Autor: Filipe Manuel Neto
**Um filme bastante humano que assenta solidamente na actuação dos dois actores principais e na discussão em torno da pena de morte.**
Há determinados filmes que são feitos para mexerem com os nossos sentimentos e com o que nós consideramos como temas fracturantes. Filmes acerca da pena de morte, quase sempre, o fazem de uma forma ou de outra: o tema em si é altamente controverso, e quase toda a gente tem uma opinião formada (o nível de informação crítica das opiniões é que vai variando) sobre isso. O debate acerca da pena capital nunca terá fim, até porque há razões, jurídicas, humanas, sociais e religiosas, que sustentam razoavelmente quem é a favor e quem é contra. No final, é uma daquelas escolhas que depende muito da maneira como o sistema jurídico e correccional é encarado, isto é, se valorizamos mais, como sociedade, o castigo exemplar do criminoso ou a sua eventual expiação e correcção.
O filme baseia-se nas memórias e experiências da Irmã Helen Prejean, uma religiosa católica de bom coração que, ao longo de anos, acompanhou e aconselhou vários condenados à morte na Luisiana, um dos muitos estados norte-americanos que mantém a prática activa. É um filme muito intimista, na medida em que boa parte dele é focado nas conversas particulares entre a freira e o condenado, que neste filme é um homem que matou um casal adolescente, mas que alega estar inocente e ter sido o seu cúmplice a fazer tudo.

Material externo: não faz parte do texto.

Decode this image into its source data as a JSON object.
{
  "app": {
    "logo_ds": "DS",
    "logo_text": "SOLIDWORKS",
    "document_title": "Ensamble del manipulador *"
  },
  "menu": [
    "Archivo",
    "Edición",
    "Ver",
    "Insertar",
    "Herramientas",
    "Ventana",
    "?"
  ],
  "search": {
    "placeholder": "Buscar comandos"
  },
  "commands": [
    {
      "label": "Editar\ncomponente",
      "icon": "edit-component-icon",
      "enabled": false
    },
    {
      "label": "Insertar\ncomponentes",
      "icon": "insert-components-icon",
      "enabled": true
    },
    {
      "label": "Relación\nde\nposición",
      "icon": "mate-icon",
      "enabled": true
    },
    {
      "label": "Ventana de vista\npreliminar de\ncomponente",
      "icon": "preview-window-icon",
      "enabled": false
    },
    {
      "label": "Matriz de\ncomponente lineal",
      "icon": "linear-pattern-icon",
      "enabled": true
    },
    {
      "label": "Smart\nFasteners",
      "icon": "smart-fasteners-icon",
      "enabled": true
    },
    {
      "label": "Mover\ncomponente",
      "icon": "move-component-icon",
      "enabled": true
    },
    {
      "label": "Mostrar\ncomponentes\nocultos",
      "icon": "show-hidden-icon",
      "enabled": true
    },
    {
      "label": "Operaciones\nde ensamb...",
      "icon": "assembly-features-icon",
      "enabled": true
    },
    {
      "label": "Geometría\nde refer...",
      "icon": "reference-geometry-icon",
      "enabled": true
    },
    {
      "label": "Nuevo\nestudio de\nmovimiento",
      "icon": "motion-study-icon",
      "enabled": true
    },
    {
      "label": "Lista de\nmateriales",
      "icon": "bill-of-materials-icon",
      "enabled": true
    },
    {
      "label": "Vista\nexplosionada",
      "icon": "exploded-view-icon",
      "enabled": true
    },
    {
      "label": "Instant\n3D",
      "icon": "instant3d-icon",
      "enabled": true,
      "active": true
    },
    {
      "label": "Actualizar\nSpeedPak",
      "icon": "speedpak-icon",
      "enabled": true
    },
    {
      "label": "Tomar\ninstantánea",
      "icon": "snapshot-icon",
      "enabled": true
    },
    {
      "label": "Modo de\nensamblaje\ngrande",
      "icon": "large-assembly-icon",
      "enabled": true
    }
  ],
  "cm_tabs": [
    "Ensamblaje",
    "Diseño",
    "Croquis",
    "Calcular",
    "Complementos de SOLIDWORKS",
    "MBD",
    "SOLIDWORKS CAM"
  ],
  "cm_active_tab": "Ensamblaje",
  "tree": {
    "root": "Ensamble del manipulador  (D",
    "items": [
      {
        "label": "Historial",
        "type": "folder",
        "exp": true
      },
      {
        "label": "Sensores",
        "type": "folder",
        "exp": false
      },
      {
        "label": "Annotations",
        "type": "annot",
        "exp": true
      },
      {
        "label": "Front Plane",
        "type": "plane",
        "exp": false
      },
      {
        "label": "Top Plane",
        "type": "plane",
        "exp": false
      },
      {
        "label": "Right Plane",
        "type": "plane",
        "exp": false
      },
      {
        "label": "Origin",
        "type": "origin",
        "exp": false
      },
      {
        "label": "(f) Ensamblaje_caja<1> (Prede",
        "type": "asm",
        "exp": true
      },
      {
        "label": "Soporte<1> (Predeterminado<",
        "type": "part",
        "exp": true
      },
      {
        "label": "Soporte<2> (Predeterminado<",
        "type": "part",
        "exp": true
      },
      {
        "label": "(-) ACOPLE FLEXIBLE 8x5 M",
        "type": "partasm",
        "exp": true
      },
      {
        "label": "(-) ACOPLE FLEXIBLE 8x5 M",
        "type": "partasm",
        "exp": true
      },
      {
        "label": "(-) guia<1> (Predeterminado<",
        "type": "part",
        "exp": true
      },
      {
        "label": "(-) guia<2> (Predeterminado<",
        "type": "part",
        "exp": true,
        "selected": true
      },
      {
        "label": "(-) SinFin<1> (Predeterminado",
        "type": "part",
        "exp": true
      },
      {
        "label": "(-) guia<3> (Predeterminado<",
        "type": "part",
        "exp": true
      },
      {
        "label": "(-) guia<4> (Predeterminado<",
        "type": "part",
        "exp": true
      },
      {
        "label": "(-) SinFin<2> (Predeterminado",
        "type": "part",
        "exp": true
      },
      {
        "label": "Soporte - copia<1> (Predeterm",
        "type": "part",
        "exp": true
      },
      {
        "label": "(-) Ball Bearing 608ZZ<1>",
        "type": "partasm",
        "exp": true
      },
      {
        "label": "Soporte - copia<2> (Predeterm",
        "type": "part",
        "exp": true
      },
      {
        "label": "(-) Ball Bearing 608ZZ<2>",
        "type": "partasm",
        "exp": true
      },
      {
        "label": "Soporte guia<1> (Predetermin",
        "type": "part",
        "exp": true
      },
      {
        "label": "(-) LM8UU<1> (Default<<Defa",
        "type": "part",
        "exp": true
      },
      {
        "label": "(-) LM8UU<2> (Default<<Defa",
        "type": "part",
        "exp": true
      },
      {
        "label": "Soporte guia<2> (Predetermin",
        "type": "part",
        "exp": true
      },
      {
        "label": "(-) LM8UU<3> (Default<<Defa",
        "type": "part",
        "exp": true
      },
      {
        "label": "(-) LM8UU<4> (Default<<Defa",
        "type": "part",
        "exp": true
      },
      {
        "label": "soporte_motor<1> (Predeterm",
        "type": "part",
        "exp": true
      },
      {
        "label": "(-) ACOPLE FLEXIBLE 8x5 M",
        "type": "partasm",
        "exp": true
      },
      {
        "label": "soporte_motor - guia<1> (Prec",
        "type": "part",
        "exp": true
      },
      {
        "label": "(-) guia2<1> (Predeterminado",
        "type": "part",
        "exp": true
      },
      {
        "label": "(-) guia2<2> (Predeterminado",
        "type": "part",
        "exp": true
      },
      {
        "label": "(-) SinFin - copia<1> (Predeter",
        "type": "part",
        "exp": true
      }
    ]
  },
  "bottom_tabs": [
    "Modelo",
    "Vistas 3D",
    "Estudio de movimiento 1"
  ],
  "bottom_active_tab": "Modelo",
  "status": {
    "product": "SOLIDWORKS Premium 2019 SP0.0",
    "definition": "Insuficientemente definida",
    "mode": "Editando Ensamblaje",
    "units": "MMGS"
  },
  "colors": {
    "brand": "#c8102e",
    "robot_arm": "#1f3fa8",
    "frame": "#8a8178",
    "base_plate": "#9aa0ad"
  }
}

O roteiro faz tudo o que pode para adoçar a história de maneira a manter o nosso interesse: as alegações constantes de que ele pode ser um inocente, o clima de romance que por vezes surge entre a religiosa e o presidiário, a forma passional (compreensível) como os familiares daqueles jovens reagem e se comportam, as diversas alegações acerca da promiscuidade entre o sistema de justiça e as conveniências (ou inconveniências) da condenação à morte para a política e para a imagem do Governador. O filme aproveita o tema ao máximo, dispara em várias direcções e, na maioria das vezes, acerta o alvo. Além de ser um autêntico manifesto contra a condenação à morte, o filme é um drama pungente onde um homem claramente mau e vicioso se arrepende das coisas que fez, muito embora seja tarde para ele. A minha única crítica negativa ao roteiro acaba por ser, precisamente, o clima de namoro sentido nalgumas partes, e que eu considero que está a mais no filme, e não era necessário nem é particularmente positivo para a mensagem.
Susan Sarandon, uma das grandes actrizes do fim do século XX, dá-nos um trabalho notável em que acabou por vencer um merecido Óscar de Melhor Actriz. Ela demonstra sensibilidade e um elevado sentido de humanidade enquanto interpreta a personagem, e nunca cede à tentação de se tornar excessivamente melodramática (excepto, talvez, nalguns momentos açucarados e menos bem conseguidos perto do final). De resto, este é um dos grandes trabalhos da carreira da actriz. Sean Penn, por outro lado, aparenta ainda juventude, e está a aproveitar ao máximo a oportunidade para abrir portas para crescer enquanto actor. Como sabemos, ele vai fazê-lo, e irá granjear êxitos e prémios importantes alguns anos depois. Aqui, ele é responsável por uma boa actuação, em que ele se equilibra entre o ressentimento, o arrependimento, o desespero e a necessidade de redenção e de perdão. Ele nunca permite que a personagem dele pareça ser unidimensional, ou demasiado sombria, ou até demasiado açucarada, dando-lhe complexidade e várias ‘nuances’ psicológicas que são dignas de serem apreciadas.
A nível técnico, o filme é discreto, funcional e pragmático. Não comete erros gritantes, faz bom uso do material original e da colaboração da verdadeira Irmã Helen, que esteve engajada neste projecto, e procura dar todo o espaço que os actores precisam para o seu trabalho. Isso é obra de uma direcção sensível e metódica de Tim Robbins, que soube compreender que o filme iria depender muito do trabalho dos dois actores principais, e se concentrou em extrair deles o que precisava sem adicionar nada que os atrapalhasse ou que nos distraísse a nós, público. Porém, creio que não estou a ser injusto ou lisonjeiro se fizer uma breve chamada de atenção para a boa cinematografia, com bons enquadramentos (o uso das grades e outros efeitos para ampliar a sensação de confinamento) e um excelente cenário. O filme tem ainda uma canção original, que foi composta por Bruce Springsteen.